Spearheaded by Stacey M. Berger (A&S ’76, MBA ’78) and David A. Sislen (A&S ’76), two of Trapani’s former students, the John M. Trapani III Professorship in Business Administration will support the teaching and scholarship of an outstanding early-career faculty member.

In announcing the professorship, Freeman School Dean Ira Solomon praised Trapani, the Streiffer Chair of International Finance and executive director of the Goldring Institute of International Business, for a career that has combined outstanding teaching with institutional leadership, most significantly partnering with universities around the world to expand the Freeman name and develop innovative new programs.

“As much as anybody—and maybe more than anybody—John has been an institution builder over the time he has been here at the Freeman School,” said Solomon. “I’ve traveled with John to South America, Central America and Asia, and I’ve had people tell me first hand. John has played a vivid role in the lifeblood of many individuals and institutions around the globe.”

Berger and Sislen helped raise more than $100,000 to fund the professorship, but the former classmates said that was a small price to pay to honor the man whose teaching and mentorship played such a significant role in their lives.

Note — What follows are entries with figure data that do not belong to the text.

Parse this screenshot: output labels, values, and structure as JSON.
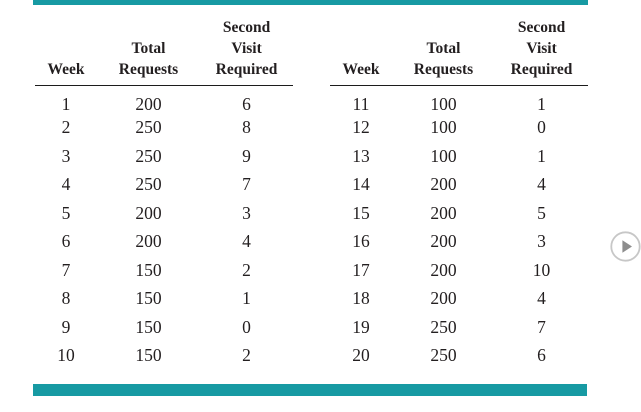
{
  "colors": {
    "accent": "#179aa3",
    "text": "#231f20",
    "rule": "#1c1c1c",
    "page_bg": "#ffffff",
    "button_border": "#c7c7c7",
    "button_glyph": "#8d8d8d"
  },
  "tables": [
    {
      "headers": [
        "Week",
        "Total\nRequests",
        "Second\nVisit\nRequired"
      ],
      "rows": [
        [
          "1",
          "200",
          "6"
        ],
        [
          "2",
          "250",
          "8"
        ],
        [
          "3",
          "250",
          "9"
        ],
        [
          "4",
          "250",
          "7"
        ],
        [
          "5",
          "200",
          "3"
        ],
        [
          "6",
          "200",
          "4"
        ],
        [
          "7",
          "150",
          "2"
        ],
        [
          "8",
          "150",
          "1"
        ],
        [
          "9",
          "150",
          "0"
        ],
        [
          "10",
          "150",
          "2"
        ]
      ]
    },
    {
      "headers": [
        "Week",
        "Total\nRequests",
        "Second\nVisit\nRequired"
      ],
      "rows": [
        [
          "11",
          "100",
          "1"
        ],
        [
          "12",
          "100",
          "0"
        ],
        [
          "13",
          "100",
          "1"
        ],
        [
          "14",
          "200",
          "4"
        ],
        [
          "15",
          "200",
          "5"
        ],
        [
          "16",
          "200",
          "3"
        ],
        [
          "17",
          "200",
          "10"
        ],
        [
          "18",
          "200",
          "4"
        ],
        [
          "19",
          "250",
          "7"
        ],
        [
          "20",
          "250",
          "6"
        ]
      ]
    }
  ],
  "next_button": {
    "icon": "play-icon"
  }
}
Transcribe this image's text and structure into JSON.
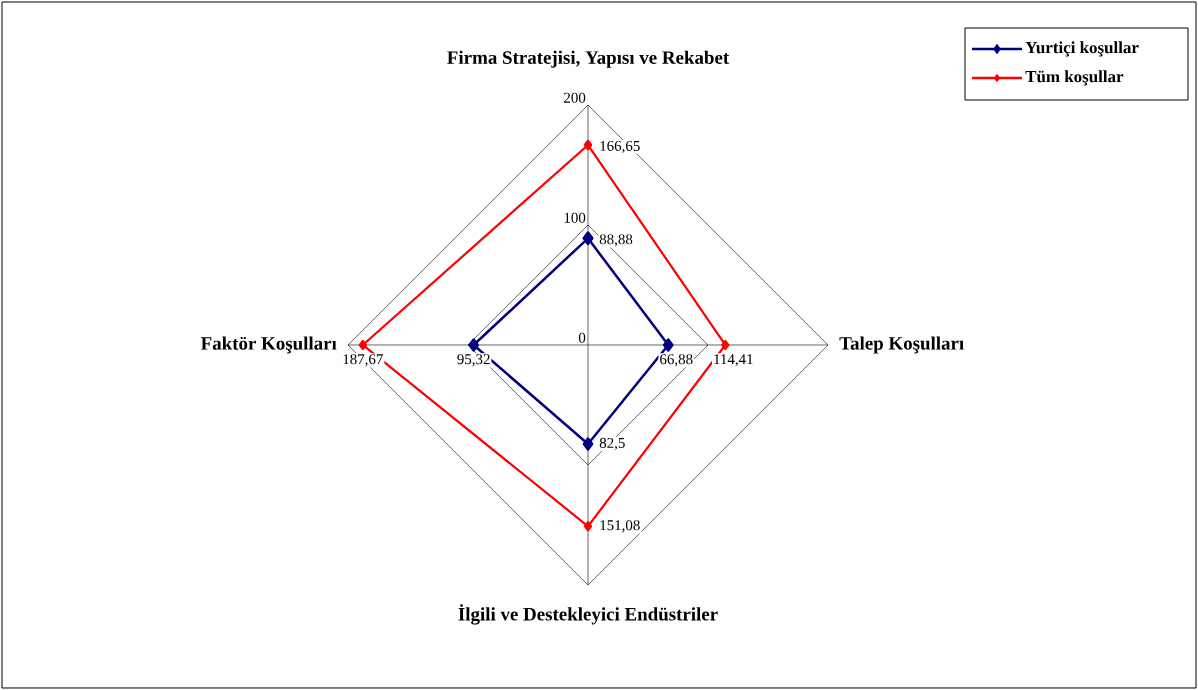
{
  "chart_data": {
    "type": "radar",
    "categories": [
      "Firma Stratejisi, Yapısı ve Rekabet",
      "Talep Koşulları",
      "İlgili ve Destekleyici Endüstriler",
      "Faktör Koşulları"
    ],
    "series": [
      {
        "name": "Yurtiçi koşullar",
        "color": "#000080",
        "values": [
          88.88,
          66.88,
          82.5,
          95.32
        ],
        "value_labels": [
          "88,88",
          "66,88",
          "82,5",
          "95,32"
        ]
      },
      {
        "name": "Tüm koşullar",
        "color": "#ff0000",
        "values": [
          166.65,
          114.41,
          151.08,
          187.67
        ],
        "value_labels": [
          "166,65",
          "114,41",
          "151,08",
          "187,67"
        ]
      }
    ],
    "ylim": [
      0,
      200
    ],
    "yticks": [
      0,
      100,
      200
    ],
    "grid": true,
    "legend": "top right",
    "marker": "diamond",
    "line_style": "solid"
  }
}
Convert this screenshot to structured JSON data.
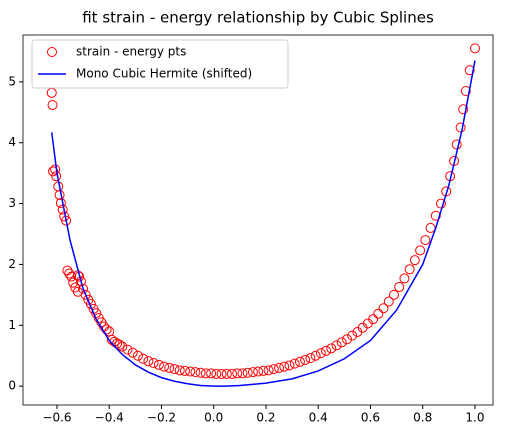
{
  "chart_data": {
    "type": "scatter",
    "title": "fit strain - energy relationship by Cubic Splines",
    "legend": "upper left",
    "xlim": [
      -0.73,
      1.069
    ],
    "ylim": [
      -0.31,
      5.77
    ],
    "xticks": [
      {
        "value": -0.6,
        "label": "−0.6"
      },
      {
        "value": -0.4,
        "label": "−0.4"
      },
      {
        "value": -0.2,
        "label": "−0.2"
      },
      {
        "value": 0,
        "label": "0.0"
      },
      0.2,
      0.4,
      0.6,
      0.8,
      {
        "value": 1,
        "label": "1.0"
      }
    ],
    "yticks": [
      0,
      1,
      2,
      3,
      4,
      5
    ],
    "series": [
      {
        "name": "strain - energy pts",
        "type": "scatter",
        "color": "#ff0000",
        "x": [
          -0.62,
          -0.617,
          -0.615,
          -0.607,
          -0.603,
          -0.595,
          -0.59,
          -0.585,
          -0.578,
          -0.572,
          -0.565,
          -0.56,
          -0.553,
          -0.545,
          -0.538,
          -0.53,
          -0.52,
          -0.52,
          -0.515,
          -0.508,
          -0.5,
          -0.49,
          -0.48,
          -0.47,
          -0.46,
          -0.45,
          -0.44,
          -0.43,
          -0.42,
          -0.41,
          -0.4,
          -0.39,
          -0.38,
          -0.37,
          -0.36,
          -0.35,
          -0.33,
          -0.31,
          -0.29,
          -0.27,
          -0.25,
          -0.23,
          -0.21,
          -0.19,
          -0.17,
          -0.15,
          -0.13,
          -0.11,
          -0.09,
          -0.07,
          -0.05,
          -0.03,
          -0.01,
          0.01,
          0.03,
          0.05,
          0.07,
          0.09,
          0.11,
          0.13,
          0.15,
          0.17,
          0.19,
          0.21,
          0.23,
          0.25,
          0.27,
          0.29,
          0.31,
          0.33,
          0.35,
          0.37,
          0.39,
          0.41,
          0.43,
          0.45,
          0.47,
          0.49,
          0.51,
          0.53,
          0.55,
          0.57,
          0.59,
          0.61,
          0.63,
          0.65,
          0.67,
          0.69,
          0.71,
          0.73,
          0.75,
          0.77,
          0.79,
          0.81,
          0.83,
          0.85,
          0.87,
          0.89,
          0.905,
          0.92,
          0.93,
          0.945,
          0.955,
          0.965,
          0.98,
          1.0
        ],
        "values": [
          4.82,
          4.62,
          3.53,
          3.56,
          3.45,
          3.28,
          3.14,
          3.01,
          2.9,
          2.79,
          2.72,
          1.9,
          1.85,
          1.8,
          1.7,
          1.62,
          1.55,
          1.82,
          1.8,
          1.72,
          1.6,
          1.5,
          1.42,
          1.35,
          1.27,
          1.2,
          1.12,
          1.05,
          0.98,
          0.93,
          0.9,
          0.76,
          0.73,
          0.7,
          0.68,
          0.65,
          0.6,
          0.55,
          0.5,
          0.45,
          0.41,
          0.38,
          0.35,
          0.32,
          0.3,
          0.28,
          0.26,
          0.25,
          0.24,
          0.23,
          0.22,
          0.21,
          0.21,
          0.2,
          0.2,
          0.2,
          0.2,
          0.21,
          0.21,
          0.22,
          0.23,
          0.24,
          0.25,
          0.26,
          0.28,
          0.3,
          0.32,
          0.34,
          0.37,
          0.4,
          0.43,
          0.46,
          0.5,
          0.54,
          0.58,
          0.62,
          0.67,
          0.72,
          0.77,
          0.83,
          0.89,
          0.96,
          1.03,
          1.1,
          1.19,
          1.28,
          1.39,
          1.5,
          1.63,
          1.77,
          1.92,
          2.07,
          2.23,
          2.4,
          2.6,
          2.8,
          3.0,
          3.2,
          3.45,
          3.7,
          3.97,
          4.25,
          4.55,
          4.85,
          5.19,
          5.55
        ]
      },
      {
        "name": "Mono Cubic Hermite (shifted)",
        "type": "line",
        "color": "#0000ff",
        "x": [
          -0.62,
          -0.6,
          -0.55,
          -0.5,
          -0.45,
          -0.4,
          -0.35,
          -0.3,
          -0.25,
          -0.2,
          -0.15,
          -0.1,
          -0.05,
          0,
          0.05,
          0.1,
          0.2,
          0.3,
          0.4,
          0.5,
          0.6,
          0.7,
          0.8,
          0.85,
          0.9,
          0.95,
          1.0
        ],
        "values": [
          4.17,
          3.5,
          2.4,
          1.6,
          1.1,
          0.75,
          0.52,
          0.35,
          0.23,
          0.14,
          0.08,
          0.04,
          0.01,
          0,
          0,
          0.01,
          0.05,
          0.12,
          0.25,
          0.45,
          0.75,
          1.25,
          2.0,
          2.6,
          3.3,
          4.2,
          5.35
        ]
      }
    ]
  }
}
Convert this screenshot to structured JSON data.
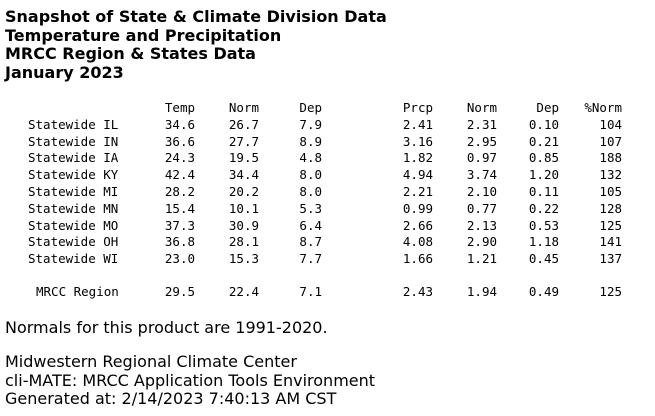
{
  "titles": [
    "Snapshot of State & Climate Division Data",
    "Temperature and Precipitation",
    "MRCC Region & States Data",
    "January 2023"
  ],
  "headers": {
    "temp": "Temp",
    "temp_norm": "Norm",
    "temp_dep": "Dep",
    "prcp": "Prcp",
    "prcp_norm": "Norm",
    "prcp_dep": "Dep",
    "pct_norm": "%Norm"
  },
  "rows": [
    {
      "label": "Statewide IL",
      "temp": "34.6",
      "temp_norm": "26.7",
      "temp_dep": "7.9",
      "prcp": "2.41",
      "prcp_norm": "2.31",
      "prcp_dep": "0.10",
      "pct_norm": "104"
    },
    {
      "label": "Statewide IN",
      "temp": "36.6",
      "temp_norm": "27.7",
      "temp_dep": "8.9",
      "prcp": "3.16",
      "prcp_norm": "2.95",
      "prcp_dep": "0.21",
      "pct_norm": "107"
    },
    {
      "label": "Statewide IA",
      "temp": "24.3",
      "temp_norm": "19.5",
      "temp_dep": "4.8",
      "prcp": "1.82",
      "prcp_norm": "0.97",
      "prcp_dep": "0.85",
      "pct_norm": "188"
    },
    {
      "label": "Statewide KY",
      "temp": "42.4",
      "temp_norm": "34.4",
      "temp_dep": "8.0",
      "prcp": "4.94",
      "prcp_norm": "3.74",
      "prcp_dep": "1.20",
      "pct_norm": "132"
    },
    {
      "label": "Statewide MI",
      "temp": "28.2",
      "temp_norm": "20.2",
      "temp_dep": "8.0",
      "prcp": "2.21",
      "prcp_norm": "2.10",
      "prcp_dep": "0.11",
      "pct_norm": "105"
    },
    {
      "label": "Statewide MN",
      "temp": "15.4",
      "temp_norm": "10.1",
      "temp_dep": "5.3",
      "prcp": "0.99",
      "prcp_norm": "0.77",
      "prcp_dep": "0.22",
      "pct_norm": "128"
    },
    {
      "label": "Statewide MO",
      "temp": "37.3",
      "temp_norm": "30.9",
      "temp_dep": "6.4",
      "prcp": "2.66",
      "prcp_norm": "2.13",
      "prcp_dep": "0.53",
      "pct_norm": "125"
    },
    {
      "label": "Statewide OH",
      "temp": "36.8",
      "temp_norm": "28.1",
      "temp_dep": "8.7",
      "prcp": "4.08",
      "prcp_norm": "2.90",
      "prcp_dep": "1.18",
      "pct_norm": "141"
    },
    {
      "label": "Statewide WI",
      "temp": "23.0",
      "temp_norm": "15.3",
      "temp_dep": "7.7",
      "prcp": "1.66",
      "prcp_norm": "1.21",
      "prcp_dep": "0.45",
      "pct_norm": "137"
    }
  ],
  "region": {
    "label": "MRCC Region",
    "temp": "29.5",
    "temp_norm": "22.4",
    "temp_dep": "7.1",
    "prcp": "2.43",
    "prcp_norm": "1.94",
    "prcp_dep": "0.49",
    "pct_norm": "125"
  },
  "note": "Normals for this product are 1991-2020.",
  "credits": [
    "Midwestern Regional Climate Center",
    "cli-MATE: MRCC Application Tools Environment",
    "Generated at: 2/14/2023 7:40:13 AM CST"
  ]
}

“I was not necessarily the most motivated student when I came here to Tulane,” said Sislen, president and managing director of Bristol Capital Corp. in Bethesda, Md. “Until I found John’s class and discovered an interest that sparked something I cared about—something that explained the world to me—I would have continued to be an undistinguished student. It was not only finding a topic that was exciting to me but also a guy, someone who could get me through the bizarre elements of economic theory, that really changed my direction in life and gave me that motivation.”

Trapani Professorship
Trapani, center, with former students Stacey Berger, left, and Dave Sislen, who led an effort to raise more than $100,000 for a professorship in Trapani's honor.

“John was an extraordinary professor and we really enjoyed the experience and the feel in his class and what he taught us beyond economics,” added Berger, executive vice president of PNC Real Estate - Midland Loan Services in Washington D.C. “It’s an honor and privilege for us to be able to give John the tribute that he deserves for what he contributed to Dave and I personally and what he’s contributed to the Freeman School and Tulane University.”

In acknowledging the professorship, Trapani shared some humorous recollections of Berger and Sislen and reflected on the meaning of being honored by former students.

“There are many accolades we get in academia, but to be recognized by your former students in my mind is really the highest accolade of all,” Trapani said. “It’s my hope that the Trapani professorship will be used to nurture education as a personalized sharing relationship between students and faculty in the same way that I’ve had the fortune to experience here at Tulane.”